Transparenz unter Druck: Wie die SNB im globalen Fragmentierungszeitalter Balance hält
Die institutionelle Kommunikation der SNB hat sich über die Jahre vertieft. Seit 2015 setzt sie systematisch auf sogenannte «Fan Charts», um Prognoseunsicherheiten sichtbar zu machen, und hat die Rolle des Frankens als externer Stabilisator in ihre öffentlichen Stellungnahmen integriert. Im Jahr 2025 erfolgte ein weiterer Meilenstein mit der Einführung eines strukturierten Sitzungsprotokolls, das vier Wochen nach jeder geldpolitischen Entscheidung veröffentlicht wird. Damit nähert sich die SNB den Transparenzstandards führender Zentralbanken, ohne den kollegialen Charakter ihrer Entscheidungsprozesse zu beeinträchtigen. Die zunehmende Komplexität des globalen Umfelds erschwert jedoch die Steuerung der Geldpolitik. Seit 2022 haben geopolitische Spannungen und protektionistische Tendenzen zu nachhaltigen Divergenzen in den Inflationspfaden der großen Währungsräume geführt. Laut OECD-Bericht (2024) zur monetären Fragmentierung ist die Korrelation der Inflation zwischen den USA und dem Euroraum binnen drei Jahren von 0,9 auf 0,6 gefallen. Für die Schweiz erhöht diese Entkopplung die Wechselkursvolatilität. Wenn etwa die US-Notenbank ihre Zinsen senkt, verstärken sich die Kapitalzuflüsse in den Franken, was die SNB in ein Spannungsfeld zwischen Preisstabilität und internationaler Wettbewerbsfähigkeit bringt. In einem solchen Umfeld sind globale dynamische Modelle unverzichtbar, um das Zusammenspiel externer Schocks und inländischer Inflation zu verstehen. Studien der Bank für Internationalen Zahlungsausgleich (BIZ, 2024) belegen, dass geldpolitische Impulse aus dem Ausland in der Schweiz doppelt so schnell wirken wie im Euroraum, während die Sensitivität gegenüber importierten Preisen um den Faktor drei höher liegt. Die finanzielle Offenheit der Schweiz, gepaart mit der Glaubwürdigkeit der SNB, verstärkt diese Exponierung.

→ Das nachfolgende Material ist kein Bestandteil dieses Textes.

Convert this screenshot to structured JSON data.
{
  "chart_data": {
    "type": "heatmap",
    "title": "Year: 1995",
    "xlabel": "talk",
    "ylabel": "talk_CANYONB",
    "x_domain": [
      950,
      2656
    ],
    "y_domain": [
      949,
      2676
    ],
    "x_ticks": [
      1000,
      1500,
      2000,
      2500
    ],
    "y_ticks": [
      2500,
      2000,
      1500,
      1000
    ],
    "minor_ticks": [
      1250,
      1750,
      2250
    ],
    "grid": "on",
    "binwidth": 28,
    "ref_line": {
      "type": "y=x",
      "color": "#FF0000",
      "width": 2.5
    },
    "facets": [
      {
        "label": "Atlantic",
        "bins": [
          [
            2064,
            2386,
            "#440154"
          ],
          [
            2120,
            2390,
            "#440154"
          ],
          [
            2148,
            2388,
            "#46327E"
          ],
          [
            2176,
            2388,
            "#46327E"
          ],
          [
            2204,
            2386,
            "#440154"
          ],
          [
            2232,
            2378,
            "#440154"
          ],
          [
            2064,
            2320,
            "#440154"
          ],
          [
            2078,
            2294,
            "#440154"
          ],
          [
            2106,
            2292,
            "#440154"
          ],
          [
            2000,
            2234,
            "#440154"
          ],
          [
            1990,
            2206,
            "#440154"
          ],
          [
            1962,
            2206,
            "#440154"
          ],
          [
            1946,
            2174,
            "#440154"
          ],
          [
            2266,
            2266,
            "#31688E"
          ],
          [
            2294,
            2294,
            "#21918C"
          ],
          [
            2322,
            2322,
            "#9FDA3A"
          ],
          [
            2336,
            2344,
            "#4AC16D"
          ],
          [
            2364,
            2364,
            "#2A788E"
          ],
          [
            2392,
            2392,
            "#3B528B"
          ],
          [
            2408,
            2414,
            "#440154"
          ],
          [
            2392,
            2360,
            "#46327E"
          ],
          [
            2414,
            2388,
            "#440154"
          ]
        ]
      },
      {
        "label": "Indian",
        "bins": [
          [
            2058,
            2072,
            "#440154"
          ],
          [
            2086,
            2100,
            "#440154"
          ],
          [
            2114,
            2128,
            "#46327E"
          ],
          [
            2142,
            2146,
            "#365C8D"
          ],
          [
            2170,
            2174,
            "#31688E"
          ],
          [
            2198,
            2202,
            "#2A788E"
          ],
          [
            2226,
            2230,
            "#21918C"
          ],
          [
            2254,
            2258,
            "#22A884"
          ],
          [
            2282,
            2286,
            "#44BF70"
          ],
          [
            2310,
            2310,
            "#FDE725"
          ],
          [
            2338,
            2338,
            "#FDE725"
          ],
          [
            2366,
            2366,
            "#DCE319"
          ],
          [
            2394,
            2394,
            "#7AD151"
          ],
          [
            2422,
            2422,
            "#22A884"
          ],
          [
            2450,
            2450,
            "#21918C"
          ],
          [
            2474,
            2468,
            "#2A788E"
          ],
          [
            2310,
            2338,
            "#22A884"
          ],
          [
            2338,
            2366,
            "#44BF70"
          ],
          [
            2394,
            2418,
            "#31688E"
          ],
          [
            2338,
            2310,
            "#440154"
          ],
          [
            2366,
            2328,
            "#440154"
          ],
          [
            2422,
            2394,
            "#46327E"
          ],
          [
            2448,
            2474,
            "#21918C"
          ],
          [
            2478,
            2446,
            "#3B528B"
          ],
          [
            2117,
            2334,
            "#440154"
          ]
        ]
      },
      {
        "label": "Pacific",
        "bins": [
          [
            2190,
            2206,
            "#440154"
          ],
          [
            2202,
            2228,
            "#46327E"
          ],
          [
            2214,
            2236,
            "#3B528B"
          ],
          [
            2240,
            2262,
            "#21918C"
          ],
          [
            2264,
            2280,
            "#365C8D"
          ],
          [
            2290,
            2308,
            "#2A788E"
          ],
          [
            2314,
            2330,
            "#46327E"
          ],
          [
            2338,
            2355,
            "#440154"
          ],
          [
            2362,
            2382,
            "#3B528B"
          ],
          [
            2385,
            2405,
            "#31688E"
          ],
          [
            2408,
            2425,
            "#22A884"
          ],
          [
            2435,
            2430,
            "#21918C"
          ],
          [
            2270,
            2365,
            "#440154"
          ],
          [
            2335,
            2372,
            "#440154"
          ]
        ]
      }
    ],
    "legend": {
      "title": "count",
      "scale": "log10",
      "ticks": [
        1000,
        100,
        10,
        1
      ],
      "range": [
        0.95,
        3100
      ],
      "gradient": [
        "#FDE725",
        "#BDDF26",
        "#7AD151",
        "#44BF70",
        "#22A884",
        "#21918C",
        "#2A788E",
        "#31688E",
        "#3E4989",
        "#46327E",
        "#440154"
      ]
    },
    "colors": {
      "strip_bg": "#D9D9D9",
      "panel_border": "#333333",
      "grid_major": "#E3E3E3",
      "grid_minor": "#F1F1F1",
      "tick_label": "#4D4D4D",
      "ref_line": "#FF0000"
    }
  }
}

Letztlich ist die Preisstabilität in der Schweiz nicht das Ergebnis eines geldpolitischen Automatismus, sondern Ausdruck eines fein austarierten Gleichgewichts zwischen institutioneller Verankerung, strategischer Anpassung und präziser Interpretation der globalen Lage. In einer Welt zunehmender Schocks, Fragmentierung und sinkender Korrelationen beruht diese Stabilität auf einer Geldpolitik, die zugleich strikt, flexibel und analytisch offen für internationale Koordination bleibt. Diese Fähigkeit, nationale Disziplin mit globaler Klarsicht zu verbinden, bildet das Rückgrat der schweizerischen Währungsresilienz.